How Houdini Bibi controlled his own escape — again

The Prime Minister's political maneuvering this week shows how powerful a political force he is

November 22, 2018 10:32
Prime Minister Benjamin Netanyahu at a Likud party meeting on Monday

ByAnshel Pfeffer, anshel pfeffer

2 min read

An election in March, eight months early, was a foregone conclusion.

The Knesset was already summing up the laws that could still be passed before breaking up, while party headquarters finalised their campaign staffing and media organisations planned their coverage.

All that was left was for Education Minister Naftali Bennett to announce his resignation and the departure of his Jewish Home MKs from the coalition and, on Wednesday, the Knesset was to dissolve itself and set the date.

But like so many times before, the political establishment failed to account for Benjamin Netanyahu.

It may only be eight months’ difference, but the prime minister had decided he was not going to be forced into an election where he could not determine the timing.

And neither would he cave to Mr Bennett’s ultimatum to make him Defence Minister.

The end was almost preordained. The two Jewish Home ministers — Mr Bennett and Ayelet Shaked — arrived on cue to make their statements in the Knesset on Monday morning.

But Mr Bennett’s speech, which began with all the reasons why he had decided the previous night to resign and why “Israel isn’t winning any more” under this prime minister, ended on a very different note.

He said he believed the prime minister’s promise for “tough action” in his new, additional job as part-time Defence Minister, and therefore was not going to resign.

Neither were his Jewish Home colleagues, nor the other coalition parties — Shas and Kulanu — whose leaders announced over the weekend they would support the opposition motion to dissolve the Knesset on Wednesday.

They too meekly backed down.

Mr Bennett had been the lynchpin. But why had he changed his mind?

It was partly due to pressure from rabbis and settler leaders, mobilised by the Prime Minister’s Office overnight.

The worry was that an early election could bring about a repeat of 1992, when infighting among the right wing brought down Yitzhak Shamir’s government and ushered in Yitzhak Rabin’s Labour. The fear that Jewish Home would be blamed and lose out in the polls was another factor.

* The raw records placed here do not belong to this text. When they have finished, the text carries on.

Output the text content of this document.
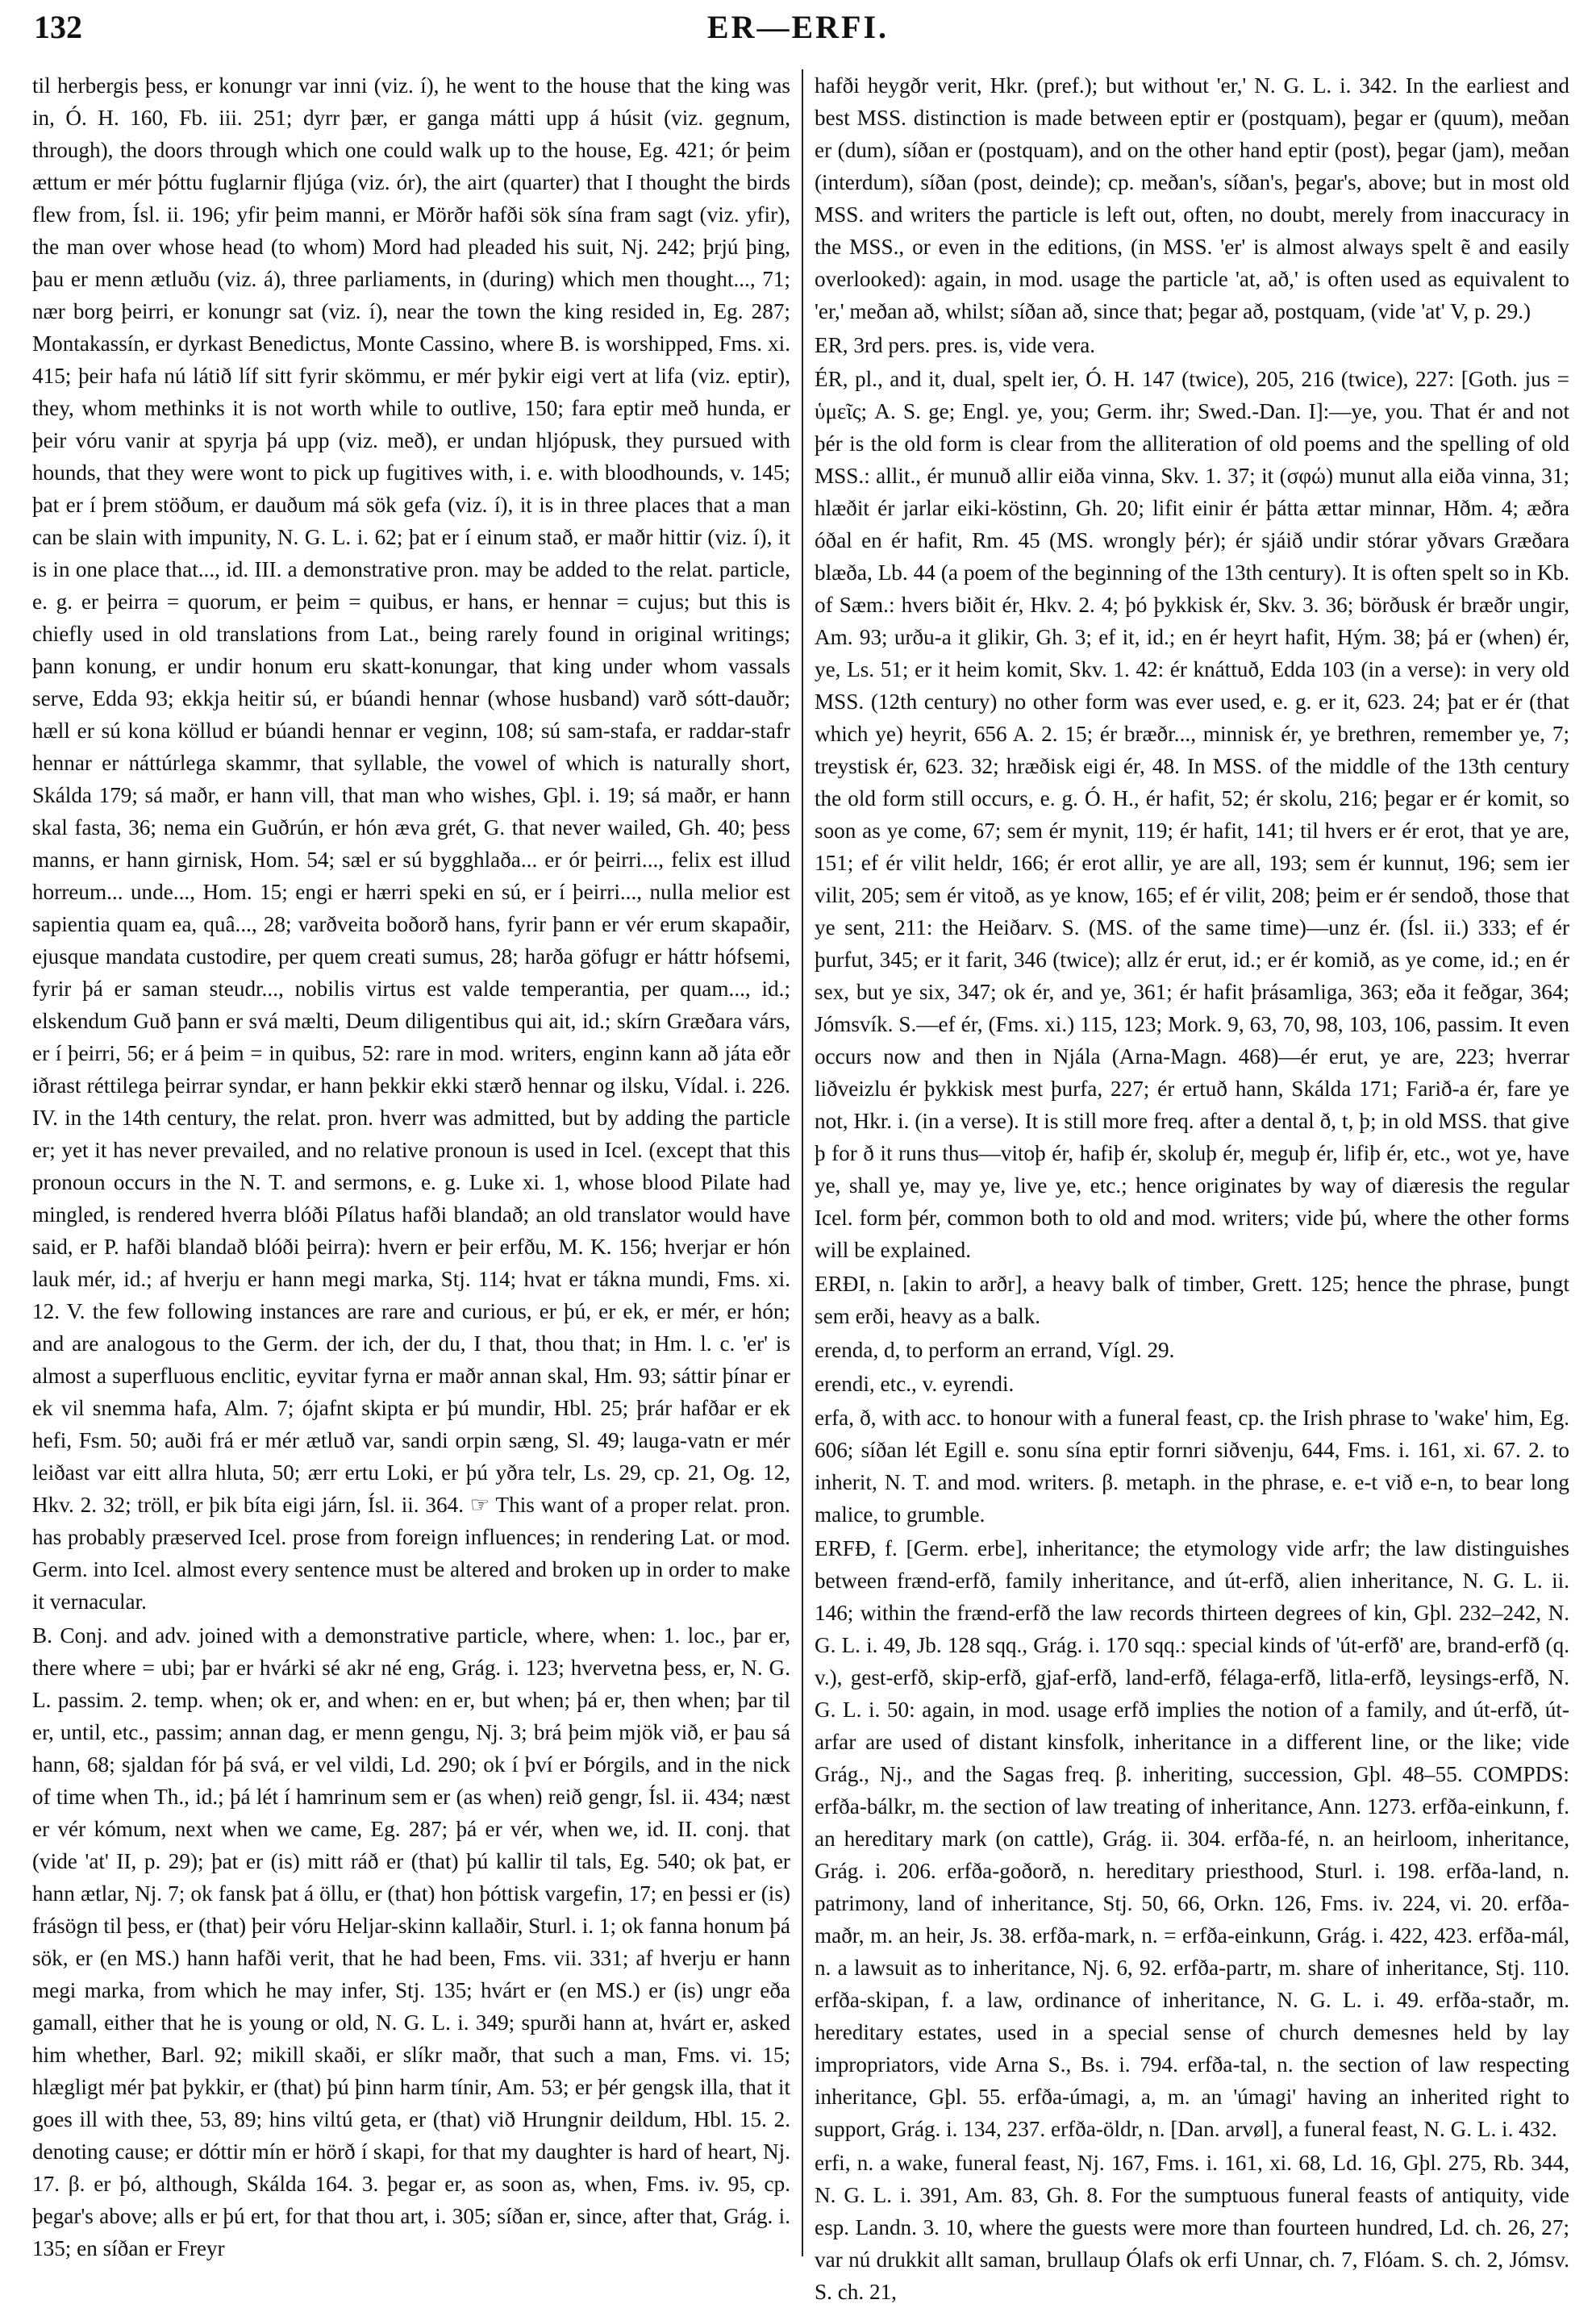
132	ER—ERFI.

til herbergis þess, er konungr var inni (viz. í), he went to the house that the king was in, Ó. H. 160, Fb. iii. 251; dyrr þær, er ganga mátti upp á húsit (viz. gegnum, through), the doors through which one could walk up to the house, Eg. 421; ór þeim ættum er mér þóttu fuglarnir fljúga (viz. ór), the airt (quarter) that I thought the birds flew from, Ísl. ii. 196; yfir þeim manni, er Mörðr hafði sök sína fram sagt (viz. yfir), the man over whose head (to whom) Mord had pleaded his suit, Nj. 242; þrjú þing, þau er menn ætluðu (viz. á), three parliaments, in (during) which men thought..., 71; nær borg þeirri, er konungr sat (viz. í), near the town the king resided in, Eg. 287; Montakassín, er dyrkast Benedictus, Monte Cassino, where B. is worshipped, Fms. xi. 415; þeir hafa nú látið líf sitt fyrir skömmu, er mér þykir eigi vert at lifa (viz. eptir), they, whom methinks it is not worth while to outlive, 150; fara eptir með hunda, er þeir vóru vanir at spyrja þá upp (viz. með), er undan hljópusk, they pursued with hounds, that they were wont to pick up fugitives with, i. e. with bloodhounds, v. 145; þat er í þrem stöðum, er dauðum má sök gefa (viz. í), it is in three places that a man can be slain with impunity, N. G. L. i. 62; þat er í einum stað, er maðr hittir (viz. í), it is in one place that..., id. III. a demonstrative pron. may be added to the relat. particle, e. g. er þeirra = quorum, er þeim = quibus, er hans, er hennar = cujus; but this is chiefly used in old translations from Lat., being rarely found in original writings; þann konung, er undir honum eru skatt-konungar, that king under whom vassals serve, Edda 93; ekkja heitir sú, er búandi hennar (whose husband) varð sótt-dauðr; hæll er sú kona köllud er búandi hennar er veginn, 108; sú sam-stafa, er raddar-stafr hennar er náttúrlega skammr, that syllable, the vowel of which is naturally short, Skálda 179; sá maðr, er hann vill, that man who wishes, Gþl. i. 19; sá maðr, er hann skal fasta, 36; nema ein Guðrún, er hón æva grét, G. that never wailed, Gh. 40; þess manns, er hann girnisk, Hom. 54; sæl er sú bygghlaða... er ór þeirri..., felix est illud horreum... unde..., Hom. 15; engi er hærri speki en sú, er í þeirri..., nulla melior est sapientia quam ea, quâ..., 28; varðveita boðorð hans, fyrir þann er vér erum skapaðir, ejusque mandata custodire, per quem creati sumus, 28; harða göfugr er háttr hófsemi, fyrir þá er saman steudr..., nobilis virtus est valde temperantia, per quam..., id.; elskendum Guð þann er svá mælti, Deum diligentibus qui ait, id.; skírn Græðara várs, er í þeirri, 56; er á þeim = in quibus, 52: rare in mod. writers, enginn kann að játa eðr iðrast réttilega þeirrar syndar, er hann þekkir ekki stærð hennar og ilsku, Vídal. i. 226. IV. in the 14th century, the relat. pron. hverr was admitted, but by adding the particle er; yet it has never prevailed, and no relative pronoun is used in Icel. (except that this pronoun occurs in the N. T. and sermons, e. g. Luke xi. 1, whose blood Pilate had mingled, is rendered hverra blóði Pílatus hafði blandað; an old translator would have said, er P. hafði blandað blóði þeirra): hvern er þeir erfðu, M. K. 156; hverjar er hón lauk mér, id.; af hverju er hann megi marka, Stj. 114; hvat er tákna mundi, Fms. xi. 12. V. the few following instances are rare and curious, er þú, er ek, er mér, er hón; and are analogous to the Germ. der ich, der du, I that, thou that; in Hm. l. c. 'er' is almost a superfluous enclitic, eyvitar fyrna er maðr annan skal, Hm. 93; sáttir þínar er ek vil snemma hafa, Alm. 7; ójafnt skipta er þú mundir, Hbl. 25; þrár hafðar er ek hefi, Fsm. 50; auði frá er mér ætluð var, sandi orpin sæng, Sl. 49; lauga-vatn er mér leiðast var eitt allra hluta, 50; ærr ertu Loki, er þú yðra telr, Ls. 29, cp. 21, Og. 12, Hkv. 2. 32; tröll, er þik bíta eigi járn, Ísl. ii. 364. ☞ This want of a proper relat. pron. has probably præserved Icel. prose from foreign influences; in rendering Lat. or mod. Germ. into Icel. almost every sentence must be altered and broken up in order to make it vernacular.

B. Conj. and adv. joined with a demonstrative particle, where, when: 1. loc., þar er, there where = ubi; þar er hvárki sé akr né eng, Grág. i. 123; hvervetna þess, er, N. G. L. passim. 2. temp. when; ok er, and when: en er, but when; þá er, then when; þar til er, until, etc., passim; annan dag, er menn gengu, Nj. 3; brá þeim mjök við, er þau sá hann, 68; sjaldan fór þá svá, er vel vildi, Ld. 290; ok í því er Þórgils, and in the nick of time when Th., id.; þá lét í hamrinum sem er (as when) reið gengr, Ísl. ii. 434; næst er vér kómum, next when we came, Eg. 287; þá er vér, when we, id. II. conj. that (vide 'at' II, p. 29); þat er (is) mitt ráð er (that) þú kallir til tals, Eg. 540; ok þat, er hann ætlar, Nj. 7; ok fansk þat á öllu, er (that) hon þóttisk vargefin, 17; en þessi er (is) frásögn til þess, er (that) þeir vóru Heljar-skinn kallaðir, Sturl. i. 1; ok fanna honum þá sök, er (en MS.) hann hafði verit, that he had been, Fms. vii. 331; af hverju er hann megi marka, from which he may infer, Stj. 135; hvárt er (en MS.) er (is) ungr eða gamall, either that he is young or old, N. G. L. i. 349; spurði hann at, hvárt er, asked him whether, Barl. 92; mikill skaði, er slíkr maðr, that such a man, Fms. vi. 15; hlægligt mér þat þykkir, er (that) þú þinn harm tínir, Am. 53; er þér gengsk illa, that it goes ill with thee, 53, 89; hins viltú geta, er (that) við Hrungnir deildum, Hbl. 15. 2. denoting cause; er dóttir mín er hörð í skapi, for that my daughter is hard of heart, Nj. 17. β. er þó, although, Skálda 164. 3. þegar er, as soon as, when, Fms. iv. 95, cp. þegar's above; alls er þú ert, for that thou art, i. 305; síðan er, since, after that, Grág. i. 135; en síðan er Freyr

hafði heygðr verit, Hkr. (pref.); but without 'er,' N. G. L. i. 342. In the earliest and best MSS. distinction is made between eptir er (postquam), þegar er (quum), meðan er (dum), síðan er (postquam), and on the other hand eptir (post), þegar (jam), meðan (interdum), síðan (post, deinde); cp. meðan's, síðan's, þegar's, above; but in most old MSS. and writers the particle is left out, often, no doubt, merely from inaccuracy in the MSS., or even in the editions, (in MSS. 'er' is almost always spelt ẽ and easily overlooked): again, in mod. usage the particle 'at, að,' is often used as equivalent to 'er,' meðan að, whilst; síðan að, since that; þegar að, postquam, (vide 'at' V, p. 29.)

ER, 3rd pers. pres. is, vide vera.

ÉR, pl., and it, dual, spelt ier, Ó. H. 147 (twice), 205, 216 (twice), 227: [Goth. jus = ὑμεῖς; A. S. ge; Engl. ye, you; Germ. ihr; Swed.-Dan. I]:—ye, you. That ér and not þér is the old form is clear from the alliteration of old poems and the spelling of old MSS.: allit., ér munuð allir eiða vinna, Skv. 1. 37; it (σφώ) munut alla eiða vinna, 31; hlæðit ér jarlar eiki-köstinn, Gh. 20; lifit einir ér þátta ættar minnar, Hðm. 4; æðra óðal en ér hafit, Rm. 45 (MS. wrongly þér); ér sjáið undir stórar yðvars Græðara blæða, Lb. 44 (a poem of the beginning of the 13th century). It is often spelt so in Kb. of Sæm.: hvers biðit ér, Hkv. 2. 4; þó þykkisk ér, Skv. 3. 36; börðusk ér bræðr ungir, Am. 93; urðu-a it glikir, Gh. 3; ef it, id.; en ér heyrt hafit, Hým. 38; þá er (when) ér, ye, Ls. 51; er it heim komit, Skv. 1. 42: ér knáttuð, Edda 103 (in a verse): in very old MSS. (12th century) no other form was ever used, e. g. er it, 623. 24; þat er ér (that which ye) heyrit, 656 A. 2. 15; ér bræðr..., minnisk ér, ye brethren, remember ye, 7; treystisk ér, 623. 32; hræðisk eigi ér, 48. In MSS. of the middle of the 13th century the old form still occurs, e. g. Ó. H., ér hafit, 52; ér skolu, 216; þegar er ér komit, so soon as ye come, 67; sem ér mynit, 119; ér hafit, 141; til hvers er ér erot, that ye are, 151; ef ér vilit heldr, 166; ér erot allir, ye are all, 193; sem ér kunnut, 196; sem ier vilit, 205; sem ér vitoð, as ye know, 165; ef ér vilit, 208; þeim er ér sendoð, those that ye sent, 211: the Heiðarv. S. (MS. of the same time)—unz ér. (Ísl. ii.) 333; ef ér þurfut, 345; er it farit, 346 (twice); allz ér erut, id.; er ér komið, as ye come, id.; en ér sex, but ye six, 347; ok ér, and ye, 361; ér hafit þrásamliga, 363; eða it feðgar, 364; Jómsvík. S.—ef ér, (Fms. xi.) 115, 123; Mork. 9, 63, 70, 98, 103, 106, passim. It even occurs now and then in Njála (Arna-Magn. 468)—ér erut, ye are, 223; hverrar liðveizlu ér þykkisk mest þurfa, 227; ér ertuð hann, Skálda 171; Farið-a ér, fare ye not, Hkr. i. (in a verse). It is still more freq. after a dental ð, t, þ; in old MSS. that give þ for ð it runs thus—vitoþ ér, hafiþ ér, skoluþ ér, meguþ ér, lifiþ ér, etc., wot ye, have ye, shall ye, may ye, live ye, etc.; hence originates by way of diæresis the regular Icel. form þér, common both to old and mod. writers; vide þú, where the other forms will be explained.

ERÐI, n. [akin to arðr], a heavy balk of timber, Grett. 125; hence the phrase, þungt sem erði, heavy as a balk.

erenda, d, to perform an errand, Vígl. 29.

erendi, etc., v. eyrendi.

erfa, ð, with acc. to honour with a funeral feast, cp. the Irish phrase to 'wake' him, Eg. 606; síðan lét Egill e. sonu sína eptir fornri siðvenju, 644, Fms. i. 161, xi. 67. 2. to inherit, N. T. and mod. writers. β. metaph. in the phrase, e. e-t við e-n, to bear long malice, to grumble.

ERFÐ, f. [Germ. erbe], inheritance; the etymology vide arfr; the law distinguishes between frænd-erfð, family inheritance, and út-erfð, alien inheritance, N. G. L. ii. 146; within the frænd-erfð the law records thirteen degrees of kin, Gþl. 232–242, N. G. L. i. 49, Jb. 128 sqq., Grág. i. 170 sqq.: special kinds of 'út-erfð' are, brand-erfð (q. v.), gest-erfð, skip-erfð, gjaf-erfð, land-erfð, félaga-erfð, litla-erfð, leysings-erfð, N. G. L. i. 50: again, in mod. usage erfð implies the notion of a family, and út-erfð, út-arfar are used of distant kinsfolk, inheritance in a different line, or the like; vide Grág., Nj., and the Sagas freq. β. inheriting, succession, Gþl. 48–55. COMPDS: erfða-bálkr, m. the section of law treating of inheritance, Ann. 1273. erfða-einkunn, f. an hereditary mark (on cattle), Grág. ii. 304. erfða-fé, n. an heirloom, inheritance, Grág. i. 206. erfða-goðorð, n. hereditary priesthood, Sturl. i. 198. erfða-land, n. patrimony, land of inheritance, Stj. 50, 66, Orkn. 126, Fms. iv. 224, vi. 20. erfða-maðr, m. an heir, Js. 38. erfða-mark, n. = erfða-einkunn, Grág. i. 422, 423. erfða-mál, n. a lawsuit as to inheritance, Nj. 6, 92. erfða-partr, m. share of inheritance, Stj. 110. erfða-skipan, f. a law, ordinance of inheritance, N. G. L. i. 49. erfða-staðr, m. hereditary estates, used in a special sense of church demesnes held by lay impropriators, vide Arna S., Bs. i. 794. erfða-tal, n. the section of law respecting inheritance, Gþl. 55. erfða-úmagi, a, m. an 'úmagi' having an inherited right to support, Grág. i. 134, 237. erfða-öldr, n. [Dan. arvøl], a funeral feast, N. G. L. i. 432.

erfi, n. a wake, funeral feast, Nj. 167, Fms. i. 161, xi. 68, Ld. 16, Gþl. 275, Rb. 344, N. G. L. i. 391, Am. 83, Gh. 8. For the sumptuous funeral feasts of antiquity, vide esp. Landn. 3. 10, where the guests were more than fourteen hundred, Ld. ch. 26, 27; var nú drukkit allt saman, brullaup Ólafs ok erfi Unnar, ch. 7, Flóam. S. ch. 2, Jómsv. S. ch. 21,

But there is a deeper personal reason for Mr Bennett’s change of direction. The man who was once Opposition Leader Netanyahu’s chief of staff simply cannot release himself from the hold his old boss, now the Prime Minister for ten years, has on him.

Mr Bennett is often portrayed as Mr Netanyahu’s rival and challenger, but the truth is that, along with most of the Israeli right wing, he is still enthralled by him.

As a member of cabinet, Mr Bennett is fully aware that the new defence minister’s fearmongering speech on Sunday night — in which he ominously warned of “a complex security situation” and of decisions which would have to be made on the basis of secret intelligence that could not be revealed in public — was, at best, highly exaggerated.

But even if he does not believe it, Mr Bennett knows that key parts of his political base does. The risk of being cast by the Netanyahu spin-machine as the irresponsible, cynical opportunist jeopardising Israel’s security was one too far.

Benjamin Netanyahu, the Houdini of Israeli politics, can put fear in the hearts even of those colleagues who have seen him come up with these tricks so many times before.

The Netanyahu playbook is effective not just because of what it does, but its fearsome reputation.

It has worked for him once again. By law, it is the Knesset that calls elections in Israel. Likud holds only a quarter of the seats. But its leader is now the only one who will decide when Israel goes to the polls.